Resources

Perceptual norms for Italian words

The effects of concreteness and imageability in word recognition are a central topic in the investigation of grounded effects in language processing. However, it has been proposed that perceptual modality norms are a better way to capture these grounded aspects of word meaning. We have released such norms for 1121 Italian words, extracted from the Italian version of the ANEW database. For each word, participants provided perceptual strength rating for each of the five perceptual modalities, namely hearing, taste, touch, smell and vision. The dataset can be ideally combined with the ANEW measures, and also includes behavioral data (response times and accuracy) from two large-scale experiments, with lexical decision and word naming as tasks.

The full dataset can downloaded here. The paper describing the dataset, authored by Alessandra Vergallito, Marco Petilli and myself, can be found here. It also reports a thorough analysis of the ratings and describes an interesting dissociation between Italian and English in the impact of such measures!


Orthography-Semantics Consistency (OSC) database

Ortography-Semantics Consistency (OSC) is a measure of semantic relatedness between a word and its orthographic relatives, and it is computed, exploiting distributional semantics methods, as the frequency-weighted average semantic similarity between the meaning of a given word and the meanings of all the words containing that very same orthographic string.

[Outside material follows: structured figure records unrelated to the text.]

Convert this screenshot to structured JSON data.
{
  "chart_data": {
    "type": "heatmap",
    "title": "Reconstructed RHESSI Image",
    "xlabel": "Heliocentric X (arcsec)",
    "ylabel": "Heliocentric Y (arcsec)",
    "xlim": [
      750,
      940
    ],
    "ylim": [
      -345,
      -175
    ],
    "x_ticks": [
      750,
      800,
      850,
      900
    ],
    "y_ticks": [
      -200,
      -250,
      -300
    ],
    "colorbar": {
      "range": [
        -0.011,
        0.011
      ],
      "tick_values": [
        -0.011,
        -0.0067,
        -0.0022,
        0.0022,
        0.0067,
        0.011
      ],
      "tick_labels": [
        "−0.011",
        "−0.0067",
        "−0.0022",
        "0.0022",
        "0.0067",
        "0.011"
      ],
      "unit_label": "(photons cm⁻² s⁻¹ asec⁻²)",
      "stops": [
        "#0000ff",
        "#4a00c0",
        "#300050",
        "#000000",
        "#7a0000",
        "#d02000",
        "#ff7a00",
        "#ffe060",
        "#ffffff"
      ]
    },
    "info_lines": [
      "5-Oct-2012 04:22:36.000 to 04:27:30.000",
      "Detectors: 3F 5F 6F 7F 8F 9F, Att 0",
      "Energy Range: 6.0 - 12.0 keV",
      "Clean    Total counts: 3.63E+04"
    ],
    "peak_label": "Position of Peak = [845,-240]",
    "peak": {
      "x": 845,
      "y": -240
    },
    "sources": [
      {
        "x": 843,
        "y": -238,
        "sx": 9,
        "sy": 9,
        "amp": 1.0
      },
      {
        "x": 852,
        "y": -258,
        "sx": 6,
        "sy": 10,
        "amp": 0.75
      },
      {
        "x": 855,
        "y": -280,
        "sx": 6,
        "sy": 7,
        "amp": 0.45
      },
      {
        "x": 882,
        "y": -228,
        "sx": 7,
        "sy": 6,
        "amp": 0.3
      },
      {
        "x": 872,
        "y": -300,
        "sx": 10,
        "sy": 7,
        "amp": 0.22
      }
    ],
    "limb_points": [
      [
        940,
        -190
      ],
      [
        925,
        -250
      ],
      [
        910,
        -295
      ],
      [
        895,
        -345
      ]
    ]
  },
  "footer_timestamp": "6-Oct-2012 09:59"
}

We first described OSC in Marelli, Amenta & Crepaldi (2015), where the measure was proposed as an explantaion for a long-standing side phenomenon in the morphological-processing literature, namely the effect of "stem transparency". However, we quickly realized that the measure has a general effect on word-recognition tasks, largely independent from other psycholinguistic predictors. If you want to include OSC as a predictor in you experiments, a database with optimized OSC estimates for 15,017 English words can be downloaded here. The development of the database is described in details in Marelli and Amenta (Behavior Research Methods, 2018).

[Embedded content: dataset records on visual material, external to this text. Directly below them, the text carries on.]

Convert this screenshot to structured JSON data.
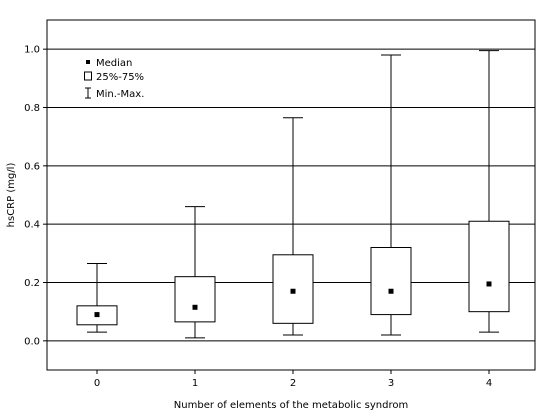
{
  "chart_data": {
    "type": "boxplot",
    "xlabel": "Number of elements of the metabolic syndrom",
    "ylabel": "hsCRP (mg/l)",
    "ylim": [
      -0.1,
      1.1
    ],
    "yticks": [
      "0.0",
      "0.2",
      "0.4",
      "0.6",
      "0.8",
      "1.0"
    ],
    "grid": "horizontal",
    "legend_placement": "top-left",
    "categories": [
      "0",
      "1",
      "2",
      "3",
      "4"
    ],
    "boxes": [
      {
        "category": "0",
        "min": 0.03,
        "q1": 0.055,
        "median": 0.09,
        "q3": 0.12,
        "max": 0.265
      },
      {
        "category": "1",
        "min": 0.01,
        "q1": 0.065,
        "median": 0.115,
        "q3": 0.22,
        "max": 0.46
      },
      {
        "category": "2",
        "min": 0.02,
        "q1": 0.06,
        "median": 0.17,
        "q3": 0.295,
        "max": 0.765
      },
      {
        "category": "3",
        "min": 0.02,
        "q1": 0.09,
        "median": 0.17,
        "q3": 0.32,
        "max": 0.98
      },
      {
        "category": "4",
        "min": 0.03,
        "q1": 0.1,
        "median": 0.195,
        "q3": 0.41,
        "max": 0.995
      }
    ],
    "legend": [
      {
        "symbol": "point",
        "label": "Median"
      },
      {
        "symbol": "box",
        "label": "25%-75%"
      },
      {
        "symbol": "whisker",
        "label": "Min.-Max."
      }
    ]
  }
}
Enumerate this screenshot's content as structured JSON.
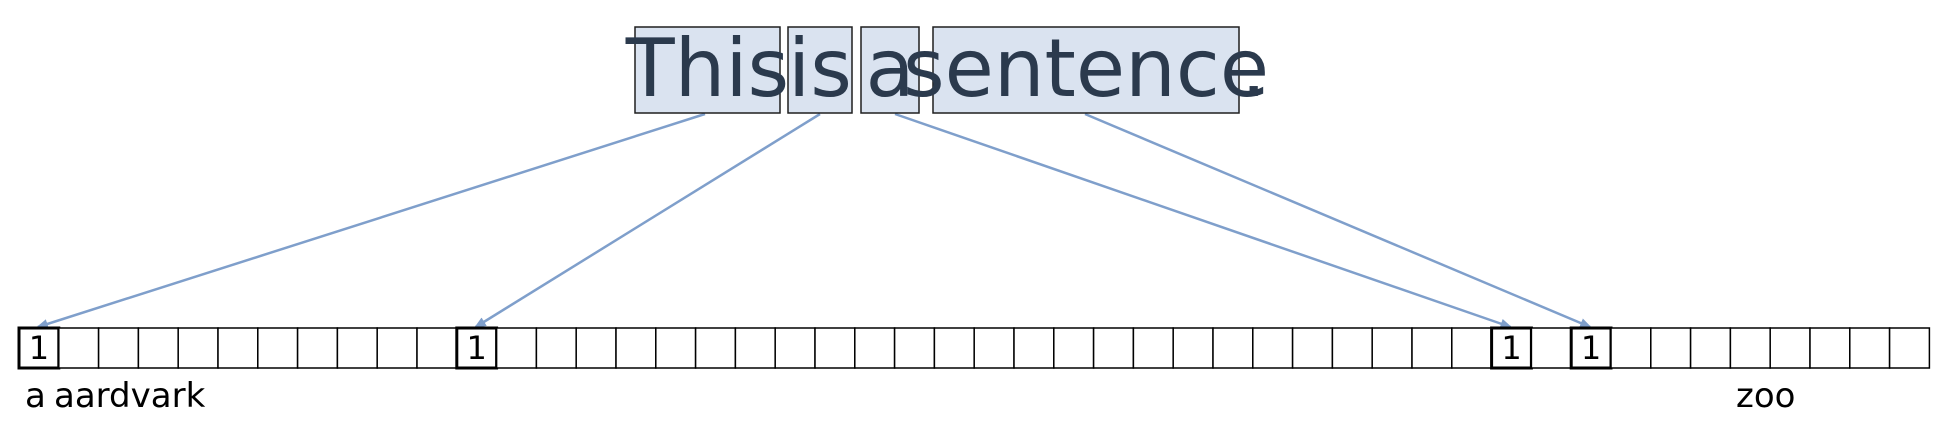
{
  "sentence": {
    "words": [
      "This",
      "is",
      "a",
      "sentence"
    ],
    "punctuation": "."
  },
  "vector": {
    "cell_count": 48,
    "hot_cells": [
      {
        "index": 0,
        "value": "1",
        "word_index": 0
      },
      {
        "index": 11,
        "value": "1",
        "word_index": 1
      },
      {
        "index": 37,
        "value": "1",
        "word_index": 2
      },
      {
        "index": 39,
        "value": "1",
        "word_index": 3
      }
    ]
  },
  "vocab_labels": {
    "first": "a",
    "second": "aardvark",
    "last": "zoo"
  },
  "colors": {
    "word_fill": "#dae3f0",
    "word_text": "#2b3a4d",
    "arrow": "#7f9fcb"
  }
}
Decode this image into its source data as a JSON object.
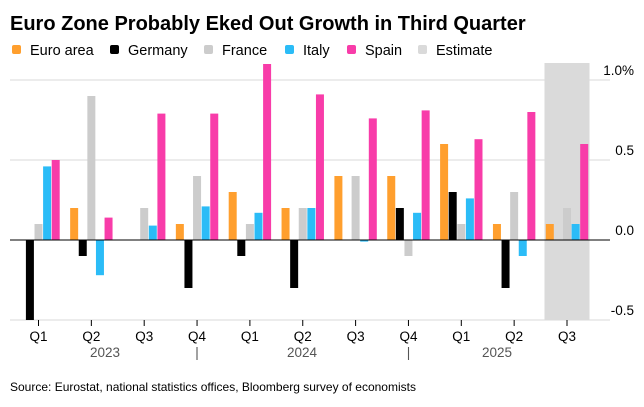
{
  "chart_data": {
    "type": "bar",
    "title": "Euro Zone Probably Eked Out Growth in Third Quarter",
    "source": "Source: Eurostat, national statistics offices, Bloomberg survey of economists",
    "categories": [
      "Q1",
      "Q2",
      "Q3",
      "Q4",
      "Q1",
      "Q2",
      "Q3",
      "Q4",
      "Q1",
      "Q2",
      "Q3"
    ],
    "years": [
      {
        "label": "2023"
      },
      {
        "label": "2024"
      },
      {
        "label": "2025"
      }
    ],
    "year_separator": "|",
    "series": [
      {
        "name": "Euro area",
        "color": "#ff9f2e",
        "values": [
          0.0,
          0.2,
          0.0,
          0.1,
          0.3,
          0.2,
          0.4,
          0.4,
          0.6,
          0.1,
          0.1
        ]
      },
      {
        "name": "Germany",
        "color": "#000000",
        "values": [
          -0.5,
          -0.1,
          0.0,
          -0.3,
          -0.1,
          -0.3,
          0.0,
          0.2,
          0.3,
          -0.3,
          0.0
        ]
      },
      {
        "name": "France",
        "color": "#cccccc",
        "values": [
          0.1,
          0.9,
          0.2,
          0.4,
          0.1,
          0.2,
          0.4,
          -0.1,
          0.1,
          0.3,
          0.2
        ]
      },
      {
        "name": "Italy",
        "color": "#2bbcf7",
        "values": [
          0.46,
          -0.22,
          0.09,
          0.21,
          0.17,
          0.2,
          -0.01,
          0.17,
          0.26,
          -0.1,
          0.1
        ]
      },
      {
        "name": "Spain",
        "color": "#f83ca9",
        "values": [
          0.5,
          0.14,
          0.79,
          0.79,
          1.1,
          0.91,
          0.76,
          0.81,
          0.63,
          0.8,
          0.6
        ]
      }
    ],
    "estimate": {
      "name": "Estimate",
      "color": "#dadada",
      "category_index": 10
    },
    "ylim": [
      -0.5,
      1.1
    ],
    "yticks": [
      {
        "value": 1.0,
        "label": "1.0%"
      },
      {
        "value": 0.5,
        "label": "0.5"
      },
      {
        "value": 0.0,
        "label": "0.0"
      },
      {
        "value": -0.5,
        "label": "-0.5"
      }
    ],
    "y_axis_position": "right",
    "grid": true,
    "legend_position": "top-left",
    "xlabel": "",
    "ylabel": ""
  }
}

WEISS: automatic semantic estimates for Italian

Semantic estimates for psycholinguistic experiments are often difficult to obtain, as they tipycally require running pre-studies to collect ratings on a large number of potential stimuli. Distributional semantic models such as LSA offer an ideal shortcut to this purpose, permitting to automatically obtain semantic metrics from corpus data. To this purpose I have released WEISS, semantic models for Italian based on state-of-the-art techniques, validated on psycholinguistic data, and accessible through the great SNAUT web interface (developed by Pawel Mandera). The models are described in paper appeared on Psihologija, and can be consulted through the following links:


Frequency norms from social media

We have recently shown that frequency norms extracted from social media (Facebook and Twitter) provide the best prediction for psycholinguistic purposes (such as studying response times in lexical decision), outperforming other resources based on traditional and subtitle corpora. The study is described in a paper published on Cognitive Science (freely available here), result of a fruitful collaboration with Amaç Herdağdelen from the Facebook Data Science group. The newly proposed frequency norms can be downloaded from the links below:

  • Facebook frequency norms

  • Twitter frequency norms (based on the Rovereto Twitter Corpus)


The SICK dataset

SICK (Sentence Involving Compositional Knowledge) is large dataset of human intuitions on English sentences, collected through crowdsourcing. The dataset includes about 10.000 sentence pairs, each annotated for the degree of semantic relatedness and the type of entailment relation. The data were prepared with the purpose of specifically capturing compositional aspects, thus minimizing elements such as named entities, world-knowledge notions, idioms, and focusing on phenomena of linguistic interest (lexical variations, syntactic alternations, negation). Although the dataset is first and foremost aimed at the validation of computational models (and was indeed employed in a SemEval shared task), it can be also profitably considered for psycholinguistic purposes. The dataset is described in a series of paper (Marelli et al., LREC 2014; Marelli et al., SemEval 2014; Bentivogli et al., under review) that can be downloaded -along with the dataset itself- from the link above.


The FRACSS model

FRACSS (Functional Representation of Affixes in Compositional Semantic Spaces) is a distributional model for representations of morpheme meanings and compositional operations at the sub-word level. The model is discussed in details in Marelli & Baroni (Psychological Review, 2015). Scripts and datasets can be found in the link above.